The ADMET properties of compounds 28 and 30 were predicted using ADMET descriptors in the Accelrys Discovery Studio 3.5 software. Multiple mathematical models were employed for quantitative prediction. These models included the following: aqueous solubility (predict solubility in water at 25 °C), blood–brain barrier (BBB) penetration, cytochrome P450 (CYP2D6) inhibition, human intestinal absorption (HIA), and plasma protein binding (PPB) [47]. An ADMET model was also generated to predict the human intestinal absorption (HIA) and blood–brain barrier (BBB) penetration of the tested compounds. The model shows the ADMET_PSA_2D and ADMET_ALogP98 plot with 95 and 99% confidence limit ellipses (Figure S87 in Supplementary Materials).

4. Conclusions

In summary, starting from the commercially available (−)-isopulegol, a new family of Michael-type amino and thiol adducts were prepared and characterized through chiral (+)-neoisopulegol as a key intermediate via stereoselective transformations.

The resulting β-aminolactones exert selective inhibition for the Gram-positive bacteria S. aureus. In vitro pharmacological studies have clearly shown that the N-naphthylmethyl substituent on the β-aminolactone function is essential.

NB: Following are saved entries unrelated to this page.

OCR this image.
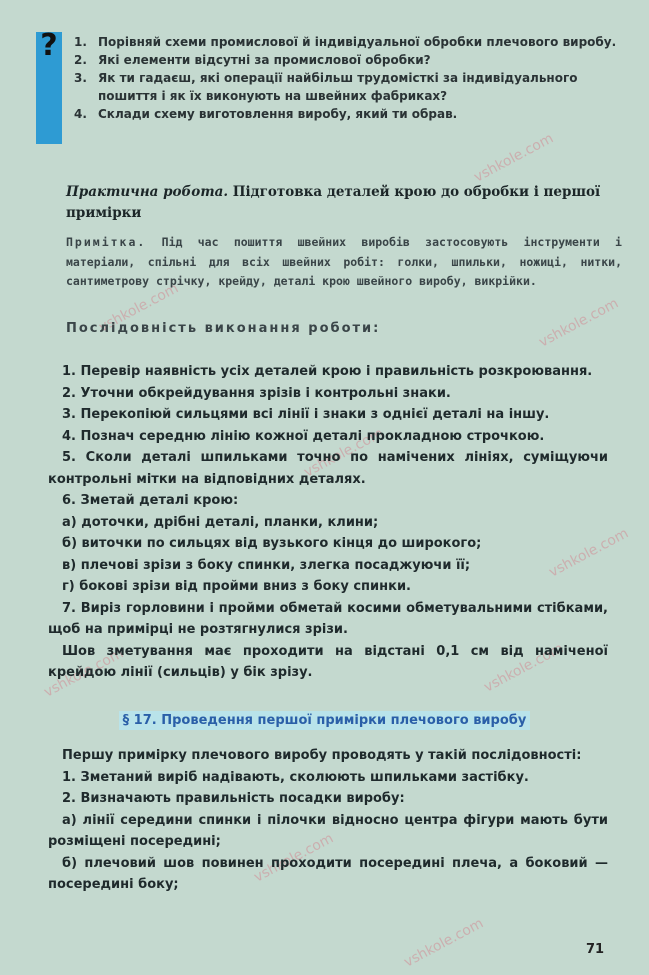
vshkole.com
vshkole.com	vshkole.com
vshkole.com
vshkole.com
vshkole.com	vshkole.com
vshkole.com
vshkole.com
?	1. Порівняй схеми промислової й індивідуальної обробки плечового виробу.
2. Які елементи відсутні за промислової обробки?
3. Як ти гадаєш, які операції найбільш трудомісткі за індивідуального пошиття і як їх виконують на швейних фабриках?
4. Склади схему виготовлення виробу, який ти обрав.
Практична робота. Підготовка деталей крою до обробки і першої примірки
Примітка. Під час пошиття швейних виробів застосовують інструменти і матеріали, спільні для всіх швейних робіт: голки, шпильки, ножиці, нитки, сантиметрову стрічку, крейду, деталі крою швейного виробу, викрійки.
Послідовність виконання роботи:

1. Перевір наявність усіх деталей крою і правильність розкроювання.

2. Уточни обкрейдування зрізів і контрольні знаки.

3. Перекопіюй сильцями всі лінії і знаки з однієї деталі на іншу.

4. Познач середню лінію кожної деталі прокладною строчкою.

5. Сколи деталі шпильками точно по намічених лініях, суміщуючи контрольні мітки на відповідних деталях.

6. Зметай деталі крою:

а) доточки, дрібні деталі, планки, клини;

б) виточки по сильцях від вузького кінця до широкого;

в) плечові зрізи з боку спинки, злегка посаджуючи її;

г) бокові зрізи від пройми вниз з боку спинки.

7. Виріз горловини і пройми обметай косими обметувальними стібками, щоб на примірці не розтягнулися зрізи.

Шов зметування має проходити на відстані 0,1 см від наміченої крейдою лінії (сильців) у бік зрізу.

§ 17. Проведення першої примірки плечового виробу

Першу примірку плечового виробу проводять у такій послідовності:

1. Зметаний виріб надівають, сколюють шпильками застібку.

2. Визначають правильність посадки виробу:

а) лінії середини спинки і пілочки відносно центра фігури мають бути розміщені посередині;

б) плечовий шов повинен проходити посередині плеча, а боковий — посередині боку;

71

Finally, molecular docking results exemplified that the β-aminolactones 28 and 30 could foster potent affinity by forming significant interactions with DNA gyrase (PDB code: 3U2D) and C(30) carotenoid dehydrosqualene synthase (PDB code: 2ZCQ). Hence, N-naphthylmethyl-substituted β-aminolactone has the potential to be developed into clinically important therapeutic choices for the treatment of infections caused by S. aureus.

While the thiol and azole Michael adducts showed no notable antimicrobial activity in our assays, their structurally diverse and heteroatom-rich frameworks suggest potential for alternative bioactivities. This motivates further pharmacological screening, especially given prior reports of such scaffolds in biomedical research.